For rear-end accidents specifically, the statistics show an increase from 62 crashes to 93 crashes. That’s 50% increase in rear end collisions since the installation of red light cameras. We can glean from these numbers that red light cameras really do cause people to pay more attention to the red lights and stop when they can, however, the numbers are showing us that people are really doing so for financial reasons (because they are afraid of having to pay for a ticket) rather than for true safety. In other words, the red light cameras only cause people who are paying attention to stop because their judgment has been modified for those intersections. As we can see from the increase in rear end collisions in these intersections, not everyone is responding the same way to the fear of the cameras.
What Do I Do If The Light Turns Yellow?
When I see a yellow light (particularly at an intersection with red light cameras) while I am driving, I almost always take a look around to see if I think the person behind me is going to stop. If I think that the person behind me is not going to stop, then I most certainly keep going regardless of the color of the light. When I do that, the person behind me usually goes through the intersection as well and “proves my judgment right.” I feel that if I had made a harder than usual stop out of fear of being “caught” by a red light camera, then I would have been rear-ended. I have always said that the best accident is the one that never happens. The problem with the red light cameras is that they have become a source of revenue for government are not really connected to safety. While the cameras may change the behavior of a lot of drivers, I continually question whether they are making the world a better place.

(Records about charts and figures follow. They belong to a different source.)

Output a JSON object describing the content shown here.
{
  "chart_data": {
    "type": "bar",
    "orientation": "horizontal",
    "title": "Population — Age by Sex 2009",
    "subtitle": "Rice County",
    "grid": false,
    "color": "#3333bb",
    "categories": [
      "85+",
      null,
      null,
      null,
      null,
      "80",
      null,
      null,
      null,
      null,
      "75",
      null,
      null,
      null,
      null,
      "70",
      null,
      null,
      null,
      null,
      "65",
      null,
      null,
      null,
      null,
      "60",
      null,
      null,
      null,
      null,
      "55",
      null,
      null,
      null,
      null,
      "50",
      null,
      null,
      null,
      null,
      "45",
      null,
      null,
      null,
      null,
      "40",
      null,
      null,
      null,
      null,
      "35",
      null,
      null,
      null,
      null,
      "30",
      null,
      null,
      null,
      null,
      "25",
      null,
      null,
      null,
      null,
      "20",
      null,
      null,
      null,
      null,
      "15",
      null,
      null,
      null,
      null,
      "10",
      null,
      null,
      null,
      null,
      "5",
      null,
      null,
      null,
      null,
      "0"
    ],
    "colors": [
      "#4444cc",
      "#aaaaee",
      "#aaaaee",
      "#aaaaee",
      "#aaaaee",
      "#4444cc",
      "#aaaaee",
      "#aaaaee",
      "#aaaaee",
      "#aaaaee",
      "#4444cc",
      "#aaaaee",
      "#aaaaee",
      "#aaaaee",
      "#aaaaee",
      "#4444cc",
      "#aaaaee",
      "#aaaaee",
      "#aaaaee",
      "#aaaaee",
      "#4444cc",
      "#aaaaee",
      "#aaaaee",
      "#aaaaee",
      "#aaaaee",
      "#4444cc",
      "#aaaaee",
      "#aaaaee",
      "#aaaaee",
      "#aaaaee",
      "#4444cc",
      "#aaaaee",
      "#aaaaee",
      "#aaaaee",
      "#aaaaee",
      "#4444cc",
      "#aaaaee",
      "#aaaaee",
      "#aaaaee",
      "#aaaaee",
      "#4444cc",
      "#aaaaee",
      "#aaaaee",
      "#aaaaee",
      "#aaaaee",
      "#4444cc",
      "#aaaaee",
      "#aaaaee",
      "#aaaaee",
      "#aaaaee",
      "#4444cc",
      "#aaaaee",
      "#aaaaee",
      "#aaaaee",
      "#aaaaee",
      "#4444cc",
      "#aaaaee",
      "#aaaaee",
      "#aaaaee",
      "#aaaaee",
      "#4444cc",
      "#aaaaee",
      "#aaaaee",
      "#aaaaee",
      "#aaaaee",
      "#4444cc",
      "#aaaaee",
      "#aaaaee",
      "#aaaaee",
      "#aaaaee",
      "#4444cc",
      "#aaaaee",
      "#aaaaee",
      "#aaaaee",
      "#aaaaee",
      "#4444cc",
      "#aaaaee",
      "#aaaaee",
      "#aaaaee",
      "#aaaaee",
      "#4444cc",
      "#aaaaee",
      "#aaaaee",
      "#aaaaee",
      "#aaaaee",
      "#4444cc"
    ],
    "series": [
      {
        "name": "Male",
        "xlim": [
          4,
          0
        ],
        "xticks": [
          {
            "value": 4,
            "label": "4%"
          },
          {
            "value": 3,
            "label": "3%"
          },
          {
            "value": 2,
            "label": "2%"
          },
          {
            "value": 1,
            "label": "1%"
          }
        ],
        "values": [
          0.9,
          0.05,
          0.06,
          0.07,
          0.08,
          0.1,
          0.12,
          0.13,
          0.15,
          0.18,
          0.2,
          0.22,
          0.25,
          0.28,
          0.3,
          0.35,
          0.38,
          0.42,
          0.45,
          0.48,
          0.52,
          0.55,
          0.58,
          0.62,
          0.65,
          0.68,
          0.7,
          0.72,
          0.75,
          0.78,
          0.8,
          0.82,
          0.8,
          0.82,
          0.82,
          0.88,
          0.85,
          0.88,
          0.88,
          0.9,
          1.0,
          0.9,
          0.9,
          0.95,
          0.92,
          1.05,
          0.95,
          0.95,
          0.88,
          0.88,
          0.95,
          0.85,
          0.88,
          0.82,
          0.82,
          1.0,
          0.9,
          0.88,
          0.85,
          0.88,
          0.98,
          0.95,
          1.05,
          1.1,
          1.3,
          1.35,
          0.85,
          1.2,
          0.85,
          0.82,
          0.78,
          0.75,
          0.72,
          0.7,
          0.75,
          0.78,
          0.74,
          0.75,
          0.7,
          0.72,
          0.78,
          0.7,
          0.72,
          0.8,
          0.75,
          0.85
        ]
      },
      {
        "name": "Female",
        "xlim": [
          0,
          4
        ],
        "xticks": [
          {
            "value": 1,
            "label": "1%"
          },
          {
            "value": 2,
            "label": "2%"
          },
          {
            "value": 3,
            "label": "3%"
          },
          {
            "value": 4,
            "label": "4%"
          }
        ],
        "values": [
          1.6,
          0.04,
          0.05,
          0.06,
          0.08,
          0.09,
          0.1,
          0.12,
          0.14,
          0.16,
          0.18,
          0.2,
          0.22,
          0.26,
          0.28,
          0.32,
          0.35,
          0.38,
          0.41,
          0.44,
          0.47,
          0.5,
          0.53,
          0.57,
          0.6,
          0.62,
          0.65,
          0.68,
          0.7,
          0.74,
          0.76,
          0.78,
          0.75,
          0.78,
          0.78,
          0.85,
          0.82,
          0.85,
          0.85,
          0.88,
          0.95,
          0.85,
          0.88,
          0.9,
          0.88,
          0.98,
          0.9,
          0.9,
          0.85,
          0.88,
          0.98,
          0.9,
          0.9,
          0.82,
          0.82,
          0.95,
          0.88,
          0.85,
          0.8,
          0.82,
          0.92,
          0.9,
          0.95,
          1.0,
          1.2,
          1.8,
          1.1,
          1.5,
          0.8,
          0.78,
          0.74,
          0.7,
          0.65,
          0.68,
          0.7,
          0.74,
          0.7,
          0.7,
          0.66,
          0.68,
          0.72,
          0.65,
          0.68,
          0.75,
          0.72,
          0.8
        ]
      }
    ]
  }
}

The most interesting statistic to me is that there was no change in the amount of crashes in the intersection itself directly caused by red light running. In other words, the number of people who just blatantly run the light (whether it is because they intentionally disregard the law or were just not paying attention) was the same in the City of Lakeland. This is more evidence that money is the real issue as opposed to safety. The state averages $4,250 in fees to private companies per month for each camera in operation.
Right Hand Turns
The bulk of red light camera cases involve a right hand turn at an intersection without stopping. Under section 316.0083, Fla. Stat., a traffic citation cannot be issued to a driver making a right hand turn at an intersection if they come to a complete stop after crossing the stop line. Early on in the red light camera saga, this was an issue of heated contention over what was an actual violation. Ordinarily, a driver is required to stop behind the white line. The reason for this is to respect the fact that the crosswalk is a protected zone as drivers who failed to stop behind the white line put pedestrians at risk. As the red light cameras make the majority of their revenue from right hand turns that people never come to a complete stop (they essentially yield), government is focusing on revenue and not on true safety which would require interdiction of those who blatantly run the red light straight through and at full speed.
Real Evidence Is What Is Needed
Despite what I have said above, red light cameras are actually a great thing for society. However, it is the way that they are being monetized that is the problem. Government should provide funding for cameras at all major intersections with a traffic light and should use the evidence gained from those cameras to cite drivers who cause accidents after running a red light. The deterrent effect of being issued a ticket for $158 by mail that does not have point associated with it is merely a tax or a toll to be paid at red lights. Fines for red lights yielded $60 million. Various cities and counties actually collected approximately $53 million in fines with half of those dollars was paid to red-light camera companies to review the films. Rather than being a source of controversy, people who are hurt by red light runners really need the evidence produced by these red light cameras to prove their cases in traffic court and in civil court. These cameras should run 24/7 and should only be reviewed when there is a citation, an accident, or an incident such as a high speed chase for which evidence is necessary.